Ebola en RDC : l’épidémie de la souche Bundibugyo s’étend, la course contre la montre s’intensifie
Cinq semaines après la déclaration officielle, l’épidémie d’Ebola (souche Bundibugyo) en République démocratique du Congo reste hors de contrôle. Malgré une intensification notable des mesures de riposte, le virus poursuit sa progression, franchit les frontières et continue de faire des victimes.
Une réponse renforcée mais insuffisante
Les capacités de prise en charge ont été considérablement accrues : on est passé de moins de 10 lits à plus de 500 répartis dans 19 centres de santé à travers les zones touchées. Le dépistage a suivi une courbe similaire, passant de 30 tests quotidiens à plus de 2 000 par jour, grâce à neuf laboratoires déployés dans trois provinces. Plus de 100 patients ont été déclarés guéris, preuve qu’un traitement précoce peut sauver des vies.
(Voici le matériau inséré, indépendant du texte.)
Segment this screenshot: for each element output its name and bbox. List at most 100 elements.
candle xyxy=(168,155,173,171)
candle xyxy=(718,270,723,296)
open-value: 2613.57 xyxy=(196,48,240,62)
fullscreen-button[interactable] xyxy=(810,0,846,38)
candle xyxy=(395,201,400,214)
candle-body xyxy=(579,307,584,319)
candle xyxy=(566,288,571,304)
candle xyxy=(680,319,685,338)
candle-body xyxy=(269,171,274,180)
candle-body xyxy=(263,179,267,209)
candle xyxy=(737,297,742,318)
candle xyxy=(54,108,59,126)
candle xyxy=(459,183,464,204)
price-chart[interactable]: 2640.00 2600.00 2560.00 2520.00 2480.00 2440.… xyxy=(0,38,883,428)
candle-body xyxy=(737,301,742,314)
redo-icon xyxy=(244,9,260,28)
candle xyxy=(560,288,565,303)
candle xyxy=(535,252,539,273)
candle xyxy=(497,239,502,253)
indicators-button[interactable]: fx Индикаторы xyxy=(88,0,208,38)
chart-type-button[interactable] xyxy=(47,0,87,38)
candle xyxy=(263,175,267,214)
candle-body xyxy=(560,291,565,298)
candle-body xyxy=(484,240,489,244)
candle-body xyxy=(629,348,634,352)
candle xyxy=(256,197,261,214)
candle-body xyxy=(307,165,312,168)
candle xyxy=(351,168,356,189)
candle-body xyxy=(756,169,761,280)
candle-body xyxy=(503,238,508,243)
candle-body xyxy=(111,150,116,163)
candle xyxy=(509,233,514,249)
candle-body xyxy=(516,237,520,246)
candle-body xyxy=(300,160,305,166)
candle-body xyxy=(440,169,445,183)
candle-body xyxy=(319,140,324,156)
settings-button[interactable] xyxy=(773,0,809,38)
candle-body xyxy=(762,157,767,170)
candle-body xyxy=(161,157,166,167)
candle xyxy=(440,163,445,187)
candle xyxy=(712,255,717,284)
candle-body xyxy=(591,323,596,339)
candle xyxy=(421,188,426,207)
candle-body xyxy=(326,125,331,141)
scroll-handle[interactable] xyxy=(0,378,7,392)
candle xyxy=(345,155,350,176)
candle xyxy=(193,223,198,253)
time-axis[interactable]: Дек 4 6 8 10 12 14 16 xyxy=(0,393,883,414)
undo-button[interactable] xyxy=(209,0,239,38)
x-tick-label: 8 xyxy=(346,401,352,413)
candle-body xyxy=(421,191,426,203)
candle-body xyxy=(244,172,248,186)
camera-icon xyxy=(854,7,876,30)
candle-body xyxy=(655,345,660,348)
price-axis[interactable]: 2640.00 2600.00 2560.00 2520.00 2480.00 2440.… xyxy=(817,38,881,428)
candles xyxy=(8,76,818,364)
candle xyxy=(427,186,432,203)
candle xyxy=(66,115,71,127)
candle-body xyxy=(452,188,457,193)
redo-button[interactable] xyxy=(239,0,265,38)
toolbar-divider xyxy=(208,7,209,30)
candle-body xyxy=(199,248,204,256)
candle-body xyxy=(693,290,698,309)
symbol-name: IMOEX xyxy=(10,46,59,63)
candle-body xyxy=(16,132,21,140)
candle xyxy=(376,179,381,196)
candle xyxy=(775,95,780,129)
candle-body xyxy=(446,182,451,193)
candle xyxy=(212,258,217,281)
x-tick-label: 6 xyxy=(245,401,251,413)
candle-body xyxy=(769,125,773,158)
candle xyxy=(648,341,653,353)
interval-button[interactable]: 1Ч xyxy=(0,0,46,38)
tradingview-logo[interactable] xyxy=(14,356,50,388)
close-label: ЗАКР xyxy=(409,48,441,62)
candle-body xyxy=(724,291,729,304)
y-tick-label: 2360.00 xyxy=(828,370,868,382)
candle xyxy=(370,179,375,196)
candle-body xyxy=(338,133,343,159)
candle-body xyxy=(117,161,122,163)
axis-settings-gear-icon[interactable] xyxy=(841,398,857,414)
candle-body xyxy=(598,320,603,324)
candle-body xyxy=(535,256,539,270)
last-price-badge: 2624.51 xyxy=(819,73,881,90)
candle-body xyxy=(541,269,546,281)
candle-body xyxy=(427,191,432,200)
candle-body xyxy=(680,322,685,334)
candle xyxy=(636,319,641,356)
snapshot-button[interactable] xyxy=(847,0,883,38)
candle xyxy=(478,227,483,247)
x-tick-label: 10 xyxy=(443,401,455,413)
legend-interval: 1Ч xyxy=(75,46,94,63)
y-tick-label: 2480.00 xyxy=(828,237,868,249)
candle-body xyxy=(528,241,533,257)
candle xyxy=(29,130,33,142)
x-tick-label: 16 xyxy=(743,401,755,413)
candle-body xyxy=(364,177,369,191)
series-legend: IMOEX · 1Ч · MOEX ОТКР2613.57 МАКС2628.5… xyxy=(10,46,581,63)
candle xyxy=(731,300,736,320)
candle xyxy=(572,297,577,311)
Cependant, le bilan reste lourd : 1 094 cas confirmés et 277 décès à ce jour. Le directeur général de l’Organisation mondiale de la santé, Tedros Adhanom Ghebreyesus, a reconnu que l’épidémie devance encore la riposte. Le traçage des contacts est lacunaire, les capacités d’isolement insuffisantes, et l’organisation d’enterrements sécurisés se heurte à la défiance ou à l’inaccessibilité de certaines communautés.
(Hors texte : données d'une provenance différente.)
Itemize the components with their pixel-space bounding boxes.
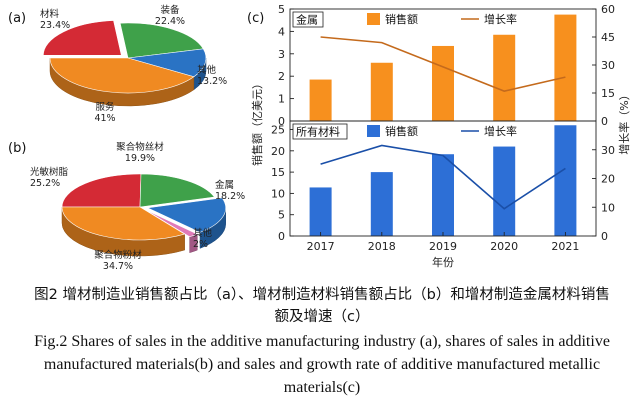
pie-slice — [144, 209, 199, 238]
legend-swatch-bar — [367, 13, 380, 25]
bar — [432, 154, 454, 236]
slice-value-label: 2% — [193, 239, 208, 250]
caption-cn-line1: 图2 增材制造业销售额占比（a）、增材制造材料销售额占比（b）和增材制造金属材料… — [34, 287, 610, 303]
caption-en-line2: manufactured materials(b) and sales and … — [43, 356, 601, 373]
bar — [554, 125, 577, 236]
panel-label: (a) — [8, 11, 26, 26]
bar — [554, 14, 577, 122]
legend-label-bar: 销售额 — [385, 124, 418, 138]
legend-label-line: 增长率 — [484, 124, 517, 138]
slice-label: 装备 — [160, 4, 180, 16]
bar — [370, 172, 393, 236]
y-tick-label: 5 — [278, 209, 285, 222]
pie-slice — [61, 173, 142, 208]
bar — [493, 34, 516, 122]
y-tick-label: 1 — [278, 93, 285, 106]
pie-slice — [43, 20, 122, 56]
slice-value-label: 41% — [94, 113, 115, 124]
x-tick-label: 2020 — [490, 240, 518, 253]
y-tick-label: 25 — [271, 124, 285, 137]
growth-line — [320, 36, 566, 92]
subplot-title: 金属 — [296, 13, 318, 27]
y2-tick-label: 30 — [601, 59, 615, 72]
y2-tick-label: 0 — [601, 230, 608, 243]
slice-value-label: 18.2% — [215, 191, 245, 202]
y2-tick-label: 15 — [601, 87, 615, 100]
bar — [309, 79, 332, 121]
y-tick-label: 10 — [271, 187, 285, 200]
slice-label: 金属 — [215, 179, 234, 191]
subplot-all-materials: 0 5 10 15 20 25 0 10 20 30 所有材料 销售额 增长率 — [271, 120, 615, 243]
subplot-title-box — [292, 123, 348, 140]
growth-line — [320, 144, 566, 210]
caption-en-line1: Fig.2 Shares of sales in the additive ma… — [34, 333, 610, 350]
legend-swatch-bar — [367, 125, 380, 137]
slice-label: 服务 — [95, 101, 115, 113]
x-tick-label: 2021 — [551, 240, 579, 253]
slice-label: 光敏树脂 — [30, 166, 69, 178]
y2-tick-label: 30 — [601, 144, 615, 157]
y-tick-label: 4 — [278, 25, 285, 38]
pie-slice — [119, 22, 204, 59]
x-tick-label: 2018 — [368, 240, 396, 253]
subplot-title-box — [292, 11, 324, 28]
slice-label: 聚合物丝材 — [116, 141, 164, 153]
y-tick-label: 0 — [278, 230, 285, 243]
slice-label: 其他 — [197, 64, 217, 76]
y2-tick-label: 0 — [601, 115, 608, 128]
y-axis-label-left: 销售额（亿美元） — [250, 78, 264, 166]
panel-label: (b) — [8, 141, 26, 156]
legend-label-line: 增长率 — [484, 12, 517, 26]
y2-tick-label: 20 — [601, 173, 615, 186]
y-tick-label: 3 — [278, 48, 285, 61]
y2-tick-label: 45 — [601, 31, 615, 44]
y-axis-label-right: 增长率（%） — [617, 89, 631, 154]
pie-slice — [61, 206, 186, 241]
slice-value-label: 19.9% — [125, 153, 155, 164]
y-tick-label: 20 — [271, 145, 285, 158]
y-tick-label: 5 — [278, 3, 285, 16]
slice-label: 聚合物粉材 — [94, 249, 142, 261]
y2-tick-label: 10 — [601, 201, 615, 214]
y-tick-label: 0 — [278, 115, 285, 128]
slice-label: 材料 — [40, 8, 60, 20]
y2-tick-label: 60 — [601, 3, 615, 16]
pie-slice — [146, 197, 226, 233]
pie-slice — [127, 48, 207, 78]
legend-label-bar: 销售额 — [385, 12, 418, 26]
bar — [309, 187, 332, 236]
y-tick-label: 2 — [278, 70, 285, 83]
pie-slice — [139, 173, 215, 208]
caption-en-line3: materials(c) — [283, 379, 361, 396]
slice-value-label: 34.7% — [103, 261, 133, 272]
x-tick-label: 2019 — [429, 240, 457, 253]
bar — [432, 45, 454, 121]
bar — [493, 146, 516, 236]
slice-value-label: 25.2% — [30, 178, 60, 189]
slice-label: 其他 — [193, 227, 213, 239]
slice-value-label: 22.4% — [155, 16, 185, 27]
x-axis-label: 年份 — [432, 255, 454, 269]
pie-slice — [49, 57, 195, 94]
slice-value-label: 23.4% — [40, 20, 70, 31]
subplot-title: 所有材料 — [296, 125, 340, 139]
caption-cn-line2: 额及增速（c） — [274, 309, 370, 325]
x-tick-label: 2017 — [307, 240, 335, 253]
slice-value-label: 13.2% — [197, 76, 227, 87]
bar — [370, 62, 393, 121]
y-tick-label: 15 — [271, 166, 285, 179]
panel-label: (c) — [247, 11, 264, 26]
Le virus ignore les frontières
L’épidémie a largement débordé des provinces congolaises de l’Ituri, du Nord-Kivu et du Sud-Kivu. L’Ouganda compte désormais 20 cas confirmés et deux décès, tous liés à la souche congolaise. Fait encore plus alarmant, la France a signalé ce mercredi son premier cas sur le continent européen : un médecin humanitaire de l’ONG ALIMA, de retour de mission en RDC, a été testé positif au virus Ebola Bundibugyo. Il est pris en charge dans un établissement spécialisé et son état est stable. Une enquête épidémiologique est en cours pour identifier et surveiller ses contacts.
Ce cas illustre tragiquement le risque encouru par les soignants en première ligne. Près de 80 agents de santé ont été infectés depuis le début de la crise. L’OMS a appelé les États à garantir des conditions de déploiement sûres pour le personnel humanitaire, y compris la possibilité d’une évacuation médicale rapide en cas de contamination.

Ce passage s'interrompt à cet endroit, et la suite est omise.